Introduction

Enzymes play an important role in our daily lives and are used in variety of industries and sectors like food, detergent and medicine [1]. The demand of certain enzymes has increased exponentially, like lipases, proteases, hydrolases and polymerases. Research laboratories and industries are extensively working to find newer and better candidates. Major enzyme industries are regularly introducing new enzymes in the market. In the past two decades, several patents on enzymes have been filed and issued. Apart from this, there are ongoing efforts to substitute chemical reaction processes in industries with enzymatic processes, as they are greener and environment friendly alternatives. It has been widely accepted that a cleaner chemical synthesis process should be practiced to prevent pollution and avoid generation of toxic wastes [2]. Enzymatic synthesis of chemical compounds has emerged as a simple, better and competitive route in comparison to chemical methods. Also, a high substrate specificity and better conversion rate with formation of low or no by-products makes enzyme a robust and efficient choice. Recently, Merck and Codexis developed a greener process for the synthesis of Sitagliptin, a drug used in diabetes treatment [3]. In the recent years, advancement in recombinant DNA technology has resulted in successful approaches to overexpress an enzyme in variety of host cells, which can help in producing the biocatalyst in high amount. To obtain an efficient enzyme candidate, stringent selection criteria are required to achieve high activity, specificity, and stability. In an industrial processes, the substrate, solvent, reaction conditions are important and an enzyme chosen should be able to withstand these components and conditions. It is actually difficult to find a natural enzyme with all the properties desired in an industrial process. To fulfil the massive enzyme demand, various approaches are practiced to constantly explore different resources to obtain new and better enzymes. Among these, in-silico bioprospecting has come up as an efficient, cost and time effective approach to discover new enzyme candidates.
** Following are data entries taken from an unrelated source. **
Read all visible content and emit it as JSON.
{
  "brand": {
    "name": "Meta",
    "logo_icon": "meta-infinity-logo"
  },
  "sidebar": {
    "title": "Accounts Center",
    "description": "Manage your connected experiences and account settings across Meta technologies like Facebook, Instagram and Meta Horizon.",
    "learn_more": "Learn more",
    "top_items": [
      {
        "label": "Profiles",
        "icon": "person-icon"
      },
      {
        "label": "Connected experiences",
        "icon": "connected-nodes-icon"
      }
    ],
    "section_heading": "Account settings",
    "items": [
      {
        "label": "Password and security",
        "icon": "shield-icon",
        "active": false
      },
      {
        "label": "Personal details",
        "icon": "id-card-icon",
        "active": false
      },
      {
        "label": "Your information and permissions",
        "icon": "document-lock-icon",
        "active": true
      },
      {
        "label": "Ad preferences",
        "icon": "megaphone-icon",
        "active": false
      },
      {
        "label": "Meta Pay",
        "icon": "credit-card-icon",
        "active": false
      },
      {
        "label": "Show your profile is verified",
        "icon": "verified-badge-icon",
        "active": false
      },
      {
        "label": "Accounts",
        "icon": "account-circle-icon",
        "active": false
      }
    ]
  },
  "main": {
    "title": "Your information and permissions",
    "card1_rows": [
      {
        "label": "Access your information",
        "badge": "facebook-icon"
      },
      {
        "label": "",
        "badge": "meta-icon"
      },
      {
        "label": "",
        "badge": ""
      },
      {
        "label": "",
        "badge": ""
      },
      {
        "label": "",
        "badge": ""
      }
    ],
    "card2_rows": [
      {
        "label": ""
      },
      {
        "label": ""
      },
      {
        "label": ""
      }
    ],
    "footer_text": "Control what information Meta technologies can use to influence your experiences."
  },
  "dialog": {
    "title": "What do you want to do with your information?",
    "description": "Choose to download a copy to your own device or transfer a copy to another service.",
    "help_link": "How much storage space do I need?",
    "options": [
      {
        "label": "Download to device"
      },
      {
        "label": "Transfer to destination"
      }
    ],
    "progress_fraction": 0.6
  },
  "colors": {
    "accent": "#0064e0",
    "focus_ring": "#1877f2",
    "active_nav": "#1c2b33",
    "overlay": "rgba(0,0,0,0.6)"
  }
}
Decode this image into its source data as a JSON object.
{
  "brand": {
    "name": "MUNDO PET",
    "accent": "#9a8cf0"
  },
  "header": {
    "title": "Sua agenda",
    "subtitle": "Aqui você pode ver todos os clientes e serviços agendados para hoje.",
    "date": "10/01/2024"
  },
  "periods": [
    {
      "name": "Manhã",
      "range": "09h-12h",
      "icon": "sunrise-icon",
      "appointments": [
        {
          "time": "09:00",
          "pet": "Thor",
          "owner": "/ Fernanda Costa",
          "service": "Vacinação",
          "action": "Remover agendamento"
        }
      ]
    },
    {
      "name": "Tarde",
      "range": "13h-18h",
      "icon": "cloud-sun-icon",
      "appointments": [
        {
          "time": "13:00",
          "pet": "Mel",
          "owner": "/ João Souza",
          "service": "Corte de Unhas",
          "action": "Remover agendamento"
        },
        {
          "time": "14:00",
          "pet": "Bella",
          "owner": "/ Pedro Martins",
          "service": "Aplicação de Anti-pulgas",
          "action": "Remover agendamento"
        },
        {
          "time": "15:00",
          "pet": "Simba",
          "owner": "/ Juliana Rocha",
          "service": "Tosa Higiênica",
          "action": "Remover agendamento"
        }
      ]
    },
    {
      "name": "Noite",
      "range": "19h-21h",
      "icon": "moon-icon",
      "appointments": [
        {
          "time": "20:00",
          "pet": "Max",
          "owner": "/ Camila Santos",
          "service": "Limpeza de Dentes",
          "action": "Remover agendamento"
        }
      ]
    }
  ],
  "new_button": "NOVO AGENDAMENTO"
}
Although this approach has been practiced at various laboratories [4,5,6], it has not been reviewed or discussed.

In-Silico Bioprospecting

New enzyme discovery can be accomplished using various conventional and contemporary methods as mentioned in Fig. 1. Common methods of screening to identify novel enzymes are performed by exploring natural sources like industrial waste or soil, but they require an established protocol for screening assay or selection method based on the desired properties of the enzyme. This process involves biochemical screening and isolating the organism on selective media, which is usually time and resource consuming and may or may not result in a novel candidate. From these screening assays, the selected organism further needs to be identified, followed by the identification of gene sequence which is coding for the desired enzyme and function. One approach is to perform random mutagenesis to create enzyme mutant, and then sequence the DNA region. Another way is to perform targeted or whole genome sequencing to identify the desired enzyme gene sequence. As an alternative, amplification of target gene can be performed using degenerate primers [7]. There are challenges involved in primer designing, which affects the success rate. The process is followed by PCR library cloning and screening for prospective candidates with desired properties, which again demands a well-established protocol for screening positive candidates. After selecting the desired clone, the responsible gene can be sequenced, cloned and expressed.

Fig. 1
figure 1

Methods of enzyme bioprospecting

The direct screening and identification methods are preferred where molecular biology resources are inadequate. These experimental approaches are used commonly, but they are time and resource consuming, with low success rate. However, in-silico bioprospecting is a simple, straightforward and promising approach to identify novel enzyme candidates with better enzymatic properties. A compilation of recent reports, where in-silico bioprospecting approach has been used to find novel enzymes, is given in Table 1. The current fast paced, high-throughput whole genome/metagenome sequencing has tremendously increased the biological database and thus the enzyme diversity. This diversity in turn has increased the complexity and difficulty of finding a novel candidate. The in-silico bioprospecting process can be broadly divided into two steps: (i) Searching databases (ii) Using Bioinformatics tools to screen, analyse and shortlist prospective candidates.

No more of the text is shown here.